Un alter ego artistique

Mettant en vedette Fanny Malette et Rémi-Pierre Paquin, la série se veut très actuelle dans un contexte québécois post-pandémie et post-#MoiAussi.
Photo: Unis TV Mettant en vedette Fanny Malette et Rémi-Pierre Paquin, la série se veut très actuelle dans un contexte québécois post-pandémie et post-#MoiAussi.

En apparence, Sandrine est assez banale. Mais Sandy, son alter ego artistique, est très excentrique. La première n’oserait jamais déroger à sa petite vie casanière en banlieue ni quitter sa cidrerie rustique et très peu fréquentée. La seconde, a contrario, tente de poursuivre un rêve qui n’est d’ailleurs pas le plus commun qui soit : percer dans l’art de l’animation de sable — ces dessins réalisés sur une table lumineuse avec pour seul matériel ces petits grains minéraux.

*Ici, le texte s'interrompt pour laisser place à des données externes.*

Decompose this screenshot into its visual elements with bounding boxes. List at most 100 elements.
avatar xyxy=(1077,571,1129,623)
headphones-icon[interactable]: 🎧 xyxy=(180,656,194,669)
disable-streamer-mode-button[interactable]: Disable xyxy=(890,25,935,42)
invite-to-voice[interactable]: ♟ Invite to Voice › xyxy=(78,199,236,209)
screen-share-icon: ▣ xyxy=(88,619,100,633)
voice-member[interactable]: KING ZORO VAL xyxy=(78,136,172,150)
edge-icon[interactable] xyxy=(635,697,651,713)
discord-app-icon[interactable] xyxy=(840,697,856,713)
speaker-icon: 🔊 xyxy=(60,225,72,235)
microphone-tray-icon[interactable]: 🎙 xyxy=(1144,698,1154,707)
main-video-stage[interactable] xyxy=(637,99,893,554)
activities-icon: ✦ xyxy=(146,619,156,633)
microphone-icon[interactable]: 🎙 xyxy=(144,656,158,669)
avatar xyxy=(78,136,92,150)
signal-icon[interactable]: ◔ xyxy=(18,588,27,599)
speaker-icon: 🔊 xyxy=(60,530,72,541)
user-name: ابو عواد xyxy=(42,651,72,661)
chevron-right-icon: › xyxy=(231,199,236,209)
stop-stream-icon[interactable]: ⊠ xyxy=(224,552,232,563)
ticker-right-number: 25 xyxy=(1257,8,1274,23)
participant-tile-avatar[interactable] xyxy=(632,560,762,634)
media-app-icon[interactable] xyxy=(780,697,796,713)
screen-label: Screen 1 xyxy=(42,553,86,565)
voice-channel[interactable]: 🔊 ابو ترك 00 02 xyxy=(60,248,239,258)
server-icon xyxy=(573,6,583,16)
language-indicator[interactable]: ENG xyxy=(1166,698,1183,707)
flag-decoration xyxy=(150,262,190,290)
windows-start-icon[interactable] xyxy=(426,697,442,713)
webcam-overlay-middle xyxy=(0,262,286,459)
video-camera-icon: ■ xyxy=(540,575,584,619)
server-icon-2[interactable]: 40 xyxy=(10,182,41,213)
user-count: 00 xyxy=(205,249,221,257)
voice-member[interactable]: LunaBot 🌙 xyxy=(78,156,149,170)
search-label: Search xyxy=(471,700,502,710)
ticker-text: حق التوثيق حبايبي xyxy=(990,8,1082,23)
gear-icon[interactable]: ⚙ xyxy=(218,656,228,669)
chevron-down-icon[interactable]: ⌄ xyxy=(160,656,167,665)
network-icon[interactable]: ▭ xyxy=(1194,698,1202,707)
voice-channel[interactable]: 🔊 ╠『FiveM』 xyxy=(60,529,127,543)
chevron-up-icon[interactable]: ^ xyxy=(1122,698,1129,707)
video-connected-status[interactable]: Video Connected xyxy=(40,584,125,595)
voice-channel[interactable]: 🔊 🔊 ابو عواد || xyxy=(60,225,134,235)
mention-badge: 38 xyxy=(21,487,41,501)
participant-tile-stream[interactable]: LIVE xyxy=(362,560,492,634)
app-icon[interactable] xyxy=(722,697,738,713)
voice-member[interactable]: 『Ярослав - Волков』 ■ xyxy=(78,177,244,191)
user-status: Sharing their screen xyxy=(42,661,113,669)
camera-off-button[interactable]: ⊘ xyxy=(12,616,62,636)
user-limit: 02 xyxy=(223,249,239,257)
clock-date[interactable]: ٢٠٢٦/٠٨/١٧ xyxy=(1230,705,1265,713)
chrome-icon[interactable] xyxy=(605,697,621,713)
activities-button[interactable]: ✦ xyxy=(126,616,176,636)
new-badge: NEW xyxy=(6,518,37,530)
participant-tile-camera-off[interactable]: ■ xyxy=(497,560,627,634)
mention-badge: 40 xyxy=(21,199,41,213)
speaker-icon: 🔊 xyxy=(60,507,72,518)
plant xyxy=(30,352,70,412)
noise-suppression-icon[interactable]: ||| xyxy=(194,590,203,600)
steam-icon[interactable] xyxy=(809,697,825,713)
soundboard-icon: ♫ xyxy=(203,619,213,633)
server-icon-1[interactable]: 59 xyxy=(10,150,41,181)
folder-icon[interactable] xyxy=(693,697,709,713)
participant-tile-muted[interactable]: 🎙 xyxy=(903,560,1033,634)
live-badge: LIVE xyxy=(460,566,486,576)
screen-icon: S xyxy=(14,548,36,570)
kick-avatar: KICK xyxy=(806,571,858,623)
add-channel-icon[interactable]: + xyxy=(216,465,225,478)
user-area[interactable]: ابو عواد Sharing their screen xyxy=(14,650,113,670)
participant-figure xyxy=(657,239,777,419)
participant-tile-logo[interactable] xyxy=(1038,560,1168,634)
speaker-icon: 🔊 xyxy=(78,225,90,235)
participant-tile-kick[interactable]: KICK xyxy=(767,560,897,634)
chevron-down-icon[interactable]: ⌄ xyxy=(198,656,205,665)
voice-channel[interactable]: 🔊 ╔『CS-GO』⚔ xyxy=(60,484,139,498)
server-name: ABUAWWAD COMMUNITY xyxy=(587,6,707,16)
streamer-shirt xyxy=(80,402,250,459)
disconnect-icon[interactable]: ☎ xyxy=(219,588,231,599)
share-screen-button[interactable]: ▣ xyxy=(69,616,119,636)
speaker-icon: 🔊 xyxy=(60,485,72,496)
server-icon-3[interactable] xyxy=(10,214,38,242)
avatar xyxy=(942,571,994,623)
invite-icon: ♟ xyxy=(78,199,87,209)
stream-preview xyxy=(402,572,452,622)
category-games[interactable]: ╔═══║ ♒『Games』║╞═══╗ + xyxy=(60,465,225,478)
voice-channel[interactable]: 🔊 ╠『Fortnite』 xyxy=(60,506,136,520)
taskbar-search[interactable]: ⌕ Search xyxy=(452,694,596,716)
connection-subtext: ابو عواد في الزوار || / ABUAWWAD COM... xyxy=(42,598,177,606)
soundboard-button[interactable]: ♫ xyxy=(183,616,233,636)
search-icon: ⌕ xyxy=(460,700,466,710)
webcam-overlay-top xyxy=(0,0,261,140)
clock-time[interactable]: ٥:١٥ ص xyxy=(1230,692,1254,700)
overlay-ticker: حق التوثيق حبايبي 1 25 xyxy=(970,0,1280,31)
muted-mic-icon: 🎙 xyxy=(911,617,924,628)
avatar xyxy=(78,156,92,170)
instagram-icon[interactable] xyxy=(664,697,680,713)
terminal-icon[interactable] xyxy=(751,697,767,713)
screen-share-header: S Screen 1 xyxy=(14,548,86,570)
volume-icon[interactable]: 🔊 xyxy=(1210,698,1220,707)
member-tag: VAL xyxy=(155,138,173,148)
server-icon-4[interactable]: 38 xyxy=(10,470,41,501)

Voici la prémisse originale de la nouvelle websérie d’Alexandre Pelletier, intitulée Sandy, réalisée grâce au programme Créateurs en série d’Unis TV et de TV5. Mettant en vedette Fanny Malette et Rémi-Pierre Paquin, la série se veut très actuelle dans un contexte québécois post-pandémie et post-#MoiAussi.

Six courts épisodes de 10 à 15 minutes constituent ce suspense comique qui a plus les apparences d’une série réflexive sur les comportements humains, avec une touche d’absurdité, qu’autre chose. Sandy provoque un questionnement chez le public quant aux décisions les plus justes et les plus morales à prendre, mais sans pousser plus loin.

Un peu à l’image de sa protagoniste, la série paraît assez banale, mais elle offre une deuxième lecture qui la rend intéressante. Au-delà de cette compréhension, le jeu des acteurs, particulièrement celui de Rémi-Pierre Paquin qui interprète l’animateur JF Simard, constitue l’aspect le plus accrocheur. Mais attention à ne pas trop accrocher, justement.